Profi-Radsport

Weiterer Freiburger Mediziner in Verdacht

28.05.2007 - (sid) - Die ehemalige Präsidentin des Bundes Deutscher Radfahrer (BDR), Sylvia Schenk, hat einen weiteren Mediziner des Uniklinikums Freiburg im Doping-Skandal beschuldigt. "Dr. Olaf Schumacher hat mindestens in einem Fall daran mitgewirkt, dass einem Verdacht auf Einnahme von EPO nicht nachgegangen worden ist", sagte Schenk gegenüber Stern-online. Im Zusammenhang mit den Geständnissen diverser ehemaliger Radprofis sind von der Uniklinik Freiburg bislang die ehemaligen Team-Telekom-Ärzte Lothar Heinrich und Andreas Schmid sowie der langjährige Olympiaarzt Georg Huber suspendiert worden.

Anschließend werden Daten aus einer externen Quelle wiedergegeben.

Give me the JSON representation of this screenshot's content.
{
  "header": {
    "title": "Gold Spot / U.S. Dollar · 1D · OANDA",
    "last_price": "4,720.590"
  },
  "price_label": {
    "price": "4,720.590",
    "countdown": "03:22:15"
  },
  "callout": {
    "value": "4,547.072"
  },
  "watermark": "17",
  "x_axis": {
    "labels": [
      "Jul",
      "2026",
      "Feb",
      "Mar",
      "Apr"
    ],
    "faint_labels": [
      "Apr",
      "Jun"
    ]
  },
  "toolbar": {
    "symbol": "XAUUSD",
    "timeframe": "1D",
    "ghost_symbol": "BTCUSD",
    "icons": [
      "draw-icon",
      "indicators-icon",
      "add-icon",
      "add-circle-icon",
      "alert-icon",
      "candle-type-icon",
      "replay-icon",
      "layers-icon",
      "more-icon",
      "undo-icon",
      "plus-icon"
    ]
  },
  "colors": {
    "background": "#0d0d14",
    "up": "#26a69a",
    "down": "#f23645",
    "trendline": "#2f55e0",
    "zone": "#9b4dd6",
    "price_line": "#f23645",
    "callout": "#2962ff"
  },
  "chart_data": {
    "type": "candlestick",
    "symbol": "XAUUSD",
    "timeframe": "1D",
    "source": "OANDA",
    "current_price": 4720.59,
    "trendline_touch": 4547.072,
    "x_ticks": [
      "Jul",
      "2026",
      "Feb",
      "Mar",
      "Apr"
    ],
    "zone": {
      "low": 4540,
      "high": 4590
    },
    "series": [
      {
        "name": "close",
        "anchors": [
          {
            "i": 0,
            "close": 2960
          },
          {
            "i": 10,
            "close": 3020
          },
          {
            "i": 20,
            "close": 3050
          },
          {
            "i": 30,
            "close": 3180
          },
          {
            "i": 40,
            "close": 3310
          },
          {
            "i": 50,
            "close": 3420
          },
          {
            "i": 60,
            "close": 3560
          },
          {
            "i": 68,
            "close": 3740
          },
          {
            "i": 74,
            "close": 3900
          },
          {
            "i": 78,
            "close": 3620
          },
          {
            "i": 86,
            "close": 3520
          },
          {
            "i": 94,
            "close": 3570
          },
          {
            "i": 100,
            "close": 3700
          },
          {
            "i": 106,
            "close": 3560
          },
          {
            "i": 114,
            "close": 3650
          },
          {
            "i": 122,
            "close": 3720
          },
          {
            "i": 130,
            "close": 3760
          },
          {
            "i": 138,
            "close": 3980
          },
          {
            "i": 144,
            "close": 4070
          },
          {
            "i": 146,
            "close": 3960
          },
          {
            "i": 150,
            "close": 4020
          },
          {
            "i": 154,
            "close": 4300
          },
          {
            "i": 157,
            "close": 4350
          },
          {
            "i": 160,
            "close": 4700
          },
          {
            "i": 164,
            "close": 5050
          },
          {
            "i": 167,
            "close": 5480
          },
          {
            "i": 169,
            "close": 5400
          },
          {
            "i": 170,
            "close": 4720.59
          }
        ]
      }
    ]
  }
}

Schenk wirft Schumacher vor, 2004 daran mitgewirkt zu haben, auffällige Blutwerte des Bahnrad-Olympiateilnehmers und Ex-Weltmeisters Christian Lademann vor ihr als BDR-Chefin und der Nationalen Antidopingagentur (NADA) geheim gehalten zu haben.

Auffällige Blutwerte bei Bahnrad-Olympiateilnehmer Lademann

Am 8. Juni 2004 habe eine Untersuchung bei Lademann auffällige Blutwerte ergeben. Schumacher soll dies zwei Tage später an Bundestrainer Bernd Dittert weitergeleitet haben, der wiederum BDR-Sportdirektor Burckhard Bremer informiert habe. Bremer habe dann Rücksprache mit Schumacher gehalten und erfahren, dass ein Verdacht auf Anwendung von EPO oder verwandter Substanzen nahelag.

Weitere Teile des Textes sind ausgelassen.